The exemption applies if the organisation’s act or practice is directly related to either:
- a current or former employment relationship between the employer and the individual
- an employee record held by the organisation relating to the individual
Current or former employment relationships
The act or practice must directly relate to a current or former employment relationship. The exemption does not cover future employment relationships. This means that the exemption will not apply to the collection of personal information about prospective employees who are subsequently not employed by an organisation, such as unsuccessful job applicants. However, once an employment relationship is formed with an individual, the records the employer holds relating to that individual's pre-employment checks become exempt.
This exemption does not apply to acts or practices of an organisation that are outside the scope of the employment relationship. For example, an employer that intends to sell a list of employees to another organisation for marketing purposes would need to comply with the Australian Privacy Principles.
An employee record
The employee record must be held by the organisation and must relate to the individual. An employee record is defined under section 6(1) of the Privacy Act 1988 (Cth) to mean a record of personal information relating to the employment of the employee. Examples include health information about an employee, as well as personal information relating to:
- the engagement, training, disciplining, resignation or termination of employment of an employee
- the terms and conditions of employment of an employee
- the employee's personal and emergency contact details, performance or conduct, hours of employment or salary or wages
- the employee's membership of a professional or trade association or trade union membership
- the employee's recreation, long service, sick, maternity, paternity or other leave
- the employee's taxation, banking or superannuation affairs.
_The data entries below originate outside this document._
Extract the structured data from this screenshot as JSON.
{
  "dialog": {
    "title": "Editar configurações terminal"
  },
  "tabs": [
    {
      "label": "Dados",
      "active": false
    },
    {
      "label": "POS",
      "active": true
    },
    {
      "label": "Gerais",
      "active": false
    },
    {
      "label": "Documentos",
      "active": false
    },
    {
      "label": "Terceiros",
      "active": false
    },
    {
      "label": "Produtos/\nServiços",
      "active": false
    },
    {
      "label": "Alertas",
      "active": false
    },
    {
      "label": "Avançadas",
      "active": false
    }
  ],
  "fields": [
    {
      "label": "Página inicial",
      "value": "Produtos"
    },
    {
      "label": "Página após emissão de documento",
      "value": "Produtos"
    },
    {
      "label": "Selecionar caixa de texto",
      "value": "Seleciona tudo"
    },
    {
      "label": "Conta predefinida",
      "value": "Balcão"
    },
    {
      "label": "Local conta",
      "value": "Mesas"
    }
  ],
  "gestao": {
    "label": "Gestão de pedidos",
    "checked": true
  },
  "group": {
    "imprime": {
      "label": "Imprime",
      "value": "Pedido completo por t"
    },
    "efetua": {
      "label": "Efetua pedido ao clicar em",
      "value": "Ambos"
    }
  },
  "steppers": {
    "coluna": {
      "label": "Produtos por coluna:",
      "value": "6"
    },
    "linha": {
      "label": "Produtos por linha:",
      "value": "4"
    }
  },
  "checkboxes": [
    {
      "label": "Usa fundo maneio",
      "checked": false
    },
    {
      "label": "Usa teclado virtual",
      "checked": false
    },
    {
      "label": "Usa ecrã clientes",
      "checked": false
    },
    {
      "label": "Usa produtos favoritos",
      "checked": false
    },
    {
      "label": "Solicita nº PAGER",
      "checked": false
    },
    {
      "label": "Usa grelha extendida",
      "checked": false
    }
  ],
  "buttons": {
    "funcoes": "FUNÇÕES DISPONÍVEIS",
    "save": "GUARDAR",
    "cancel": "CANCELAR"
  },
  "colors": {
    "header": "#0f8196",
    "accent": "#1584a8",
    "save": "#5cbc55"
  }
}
Employers may not be able to assume that all the information they hold that relates to an individual employee would be an employee record. For example, whilst an employee’s bank details may form part of an employee record, emails an employee receives from their financial institution via their work email account may not necessarily be part of an employee record as they may not relate to the employment of the employee. Whether or not the content of emails sent or received by an employee forms part of their employee record will depend on the circumstances in any particular case.
Contractors of employers
This exemption does not cover contractors and subcontractors when they handle the personal information of the employees of another organisation, notwithstanding their contractual arrangements. For example, the employee records exemption is unlikely to apply to organisations that provide recruitment, human resource management services, or medical, training or superannuation services under contract to an employer. This exemption also does not cover workers compensation insurers that are not the employer of an individual.
An organisation that is a contractor or subcontractor that collects employee records about an individual from an employer will have to comply with the Australian Privacy Principles in handling that information, including the notice requirements in APP 5.
This exemption does not cover an organisation when it handles the personal information of a volunteer, as an organisation and a volunteer are not considered to have an employee relationship for the purposes of the employee record exemption in s7B(3).